Today the Cooks River is growing in health, and I want to congratulate in particular the councils—Marrickville Council and Canterbury City Council—the Cooks River Alliance, the Cooks River Valley Association and the Mudcrabs, for their determination in restoring this waterway. For decades these organisations have coordinated clean-up efforts, educated our local community and advocated for funding to revitalise the river. These organisations and particularly those volunteers in them have spent literally years of their lives dedicating themselves to improving this natural environment. It is an example of how hard work by the community can make a difference. It shows the immense value that local communities attach to their urban waterways. As our cities continue to grow we need to give more thought to our waterways and to the role that they play in our neighbourhoods. Waterways make up the veins of our cities and contribute to the productivity, sustainability and liveability of our local communities.
This was something that former Prime Minister Gough Whitlam recognised as part of his vision for Western Sydney and other cities. He ensured that each house had access to a sewerage system. This was a tremendous equaliser, and it also meant that as Sydney’s population grew the city became more liveable. In a speech at Melbourne university in 1969 Whitlam, as then Leader of the Opposition, said this:
… urban man is diminished by any final severance of his links with nature and the countryside …
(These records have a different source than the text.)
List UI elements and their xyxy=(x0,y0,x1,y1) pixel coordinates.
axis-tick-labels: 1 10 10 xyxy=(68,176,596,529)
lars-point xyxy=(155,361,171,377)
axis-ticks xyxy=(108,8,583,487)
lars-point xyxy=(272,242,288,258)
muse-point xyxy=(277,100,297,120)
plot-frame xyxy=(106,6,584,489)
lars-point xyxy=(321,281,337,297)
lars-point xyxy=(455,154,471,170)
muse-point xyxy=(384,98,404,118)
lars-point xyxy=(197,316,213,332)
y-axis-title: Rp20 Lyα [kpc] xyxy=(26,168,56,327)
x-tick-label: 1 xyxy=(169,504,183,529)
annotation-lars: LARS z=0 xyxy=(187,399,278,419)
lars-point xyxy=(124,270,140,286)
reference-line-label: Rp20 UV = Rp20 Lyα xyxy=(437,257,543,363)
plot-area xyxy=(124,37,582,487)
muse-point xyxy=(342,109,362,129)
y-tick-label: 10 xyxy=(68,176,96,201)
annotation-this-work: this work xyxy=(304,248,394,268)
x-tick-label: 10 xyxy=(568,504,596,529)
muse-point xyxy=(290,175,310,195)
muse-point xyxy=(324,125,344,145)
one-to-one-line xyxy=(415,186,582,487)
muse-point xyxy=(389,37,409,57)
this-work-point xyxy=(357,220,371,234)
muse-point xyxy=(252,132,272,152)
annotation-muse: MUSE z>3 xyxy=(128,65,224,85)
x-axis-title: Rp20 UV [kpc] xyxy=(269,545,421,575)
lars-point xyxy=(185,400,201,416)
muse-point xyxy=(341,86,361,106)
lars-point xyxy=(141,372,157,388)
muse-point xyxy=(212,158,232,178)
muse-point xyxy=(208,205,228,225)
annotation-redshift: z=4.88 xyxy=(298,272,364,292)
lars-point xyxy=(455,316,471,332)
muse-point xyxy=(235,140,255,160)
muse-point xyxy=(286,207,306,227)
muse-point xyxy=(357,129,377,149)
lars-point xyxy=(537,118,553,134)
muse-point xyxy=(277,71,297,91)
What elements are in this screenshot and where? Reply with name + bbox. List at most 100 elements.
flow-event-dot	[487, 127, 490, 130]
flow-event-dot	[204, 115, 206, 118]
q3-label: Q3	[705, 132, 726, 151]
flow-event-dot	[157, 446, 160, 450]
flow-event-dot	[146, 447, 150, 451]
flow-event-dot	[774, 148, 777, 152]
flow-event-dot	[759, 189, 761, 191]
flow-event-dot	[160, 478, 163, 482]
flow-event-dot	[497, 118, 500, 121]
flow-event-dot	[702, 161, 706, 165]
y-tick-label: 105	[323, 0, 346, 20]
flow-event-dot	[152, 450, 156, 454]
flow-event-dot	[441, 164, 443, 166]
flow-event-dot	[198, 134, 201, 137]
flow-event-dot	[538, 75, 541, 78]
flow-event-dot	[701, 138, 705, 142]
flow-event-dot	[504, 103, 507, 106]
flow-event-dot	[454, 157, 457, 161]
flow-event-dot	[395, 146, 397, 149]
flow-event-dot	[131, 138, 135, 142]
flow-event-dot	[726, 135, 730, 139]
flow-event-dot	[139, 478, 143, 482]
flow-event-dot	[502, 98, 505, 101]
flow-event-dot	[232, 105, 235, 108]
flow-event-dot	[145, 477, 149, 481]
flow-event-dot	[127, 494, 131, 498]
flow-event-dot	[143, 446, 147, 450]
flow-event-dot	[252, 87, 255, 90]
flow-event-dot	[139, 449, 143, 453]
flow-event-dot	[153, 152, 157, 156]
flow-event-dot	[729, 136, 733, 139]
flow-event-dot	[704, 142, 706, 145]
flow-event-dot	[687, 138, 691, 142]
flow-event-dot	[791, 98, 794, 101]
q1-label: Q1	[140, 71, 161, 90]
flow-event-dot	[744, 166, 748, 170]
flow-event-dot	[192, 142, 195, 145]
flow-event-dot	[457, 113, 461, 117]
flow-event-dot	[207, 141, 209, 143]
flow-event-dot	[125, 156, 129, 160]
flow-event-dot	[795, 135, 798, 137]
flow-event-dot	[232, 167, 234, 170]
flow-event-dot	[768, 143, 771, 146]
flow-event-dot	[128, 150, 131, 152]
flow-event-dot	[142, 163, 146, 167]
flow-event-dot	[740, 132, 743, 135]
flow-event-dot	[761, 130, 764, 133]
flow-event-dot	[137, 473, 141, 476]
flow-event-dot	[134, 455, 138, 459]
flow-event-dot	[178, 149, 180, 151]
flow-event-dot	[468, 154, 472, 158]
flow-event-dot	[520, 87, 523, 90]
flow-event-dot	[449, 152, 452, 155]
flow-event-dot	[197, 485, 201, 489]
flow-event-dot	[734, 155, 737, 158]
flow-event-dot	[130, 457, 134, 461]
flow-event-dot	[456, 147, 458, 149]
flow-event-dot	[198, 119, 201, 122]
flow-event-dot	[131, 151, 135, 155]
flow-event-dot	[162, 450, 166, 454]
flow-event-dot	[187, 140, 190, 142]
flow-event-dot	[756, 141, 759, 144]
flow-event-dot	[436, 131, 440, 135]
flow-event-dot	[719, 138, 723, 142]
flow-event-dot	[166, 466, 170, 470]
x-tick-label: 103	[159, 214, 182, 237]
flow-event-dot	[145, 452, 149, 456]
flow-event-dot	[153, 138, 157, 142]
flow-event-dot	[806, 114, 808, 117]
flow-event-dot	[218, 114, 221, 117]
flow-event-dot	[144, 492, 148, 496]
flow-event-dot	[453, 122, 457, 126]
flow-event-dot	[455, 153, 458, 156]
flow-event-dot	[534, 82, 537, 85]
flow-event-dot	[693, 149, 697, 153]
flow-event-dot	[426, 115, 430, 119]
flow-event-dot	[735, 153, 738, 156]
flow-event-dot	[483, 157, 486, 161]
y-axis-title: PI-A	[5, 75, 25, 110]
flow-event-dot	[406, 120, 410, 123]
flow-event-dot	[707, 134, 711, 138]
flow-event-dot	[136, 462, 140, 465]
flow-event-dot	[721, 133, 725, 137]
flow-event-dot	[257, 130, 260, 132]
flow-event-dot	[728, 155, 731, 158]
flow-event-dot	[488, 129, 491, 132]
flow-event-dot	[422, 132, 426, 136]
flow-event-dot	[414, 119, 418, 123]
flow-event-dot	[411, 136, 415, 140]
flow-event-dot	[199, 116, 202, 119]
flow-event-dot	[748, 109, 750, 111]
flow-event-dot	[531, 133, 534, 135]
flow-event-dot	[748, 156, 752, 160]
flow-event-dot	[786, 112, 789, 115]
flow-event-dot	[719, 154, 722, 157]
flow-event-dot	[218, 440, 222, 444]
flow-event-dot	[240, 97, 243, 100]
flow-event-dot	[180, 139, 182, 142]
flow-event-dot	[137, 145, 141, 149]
Some years later, at his successful campaign launch in Blacktown in 1972, Whitlam said:
A national government which has nothing to say about cities has nothing relevant or enduring to say about the nation or the nation’s future.
Whitlam’s assessment of the importance of cities to life in this country is even more relevant today than it was in 1972. It has now been just over a year since I put forward Labor’s urban policy agenda at the National Press Club. I spoke about 10 ways that the national government can provide leadership in urban policy in cooperation with other levels of government, with industry and with the community. One of the ideas I put forward is that we need to enhance sustainability and resilience of household and industrial water supply and rehabilitate our urban waterways. For too long these urban waterways were used for industrial waste, and I do find it concerning that the Prime Minister, Malcolm Turnbull, has given the water portfolio to Barnaby Joyce. While water management in rural and regional Australia is of the utmost importance, our inland waterways matter too. I am of the view that water policy should be determined on the basis of science and outcomes, not abandoned as part of a political horse trade. The federal government must advocate for an integrated approach across planning, transport and infrastructure when it comes to dealing with the challenges of urbanisation, but part of it has to be dealing with water.
That is why, when Labor launched Australia’s first national urban policy in 2011, Our Cities, Our Future, the policy spoke about water management and waste management as a critical part of the bigger picture. Labor’s policy platform adopted at our national conference provides a strong framework for improving the productivity, sustainability and liveability of our cities, where four out of every five Australians live. Management of our urban waterways, water recycling and water management in our cities is a critical part of making sure that Australia becomes the sustainable place that it should be, particularly as our cities grow into the future.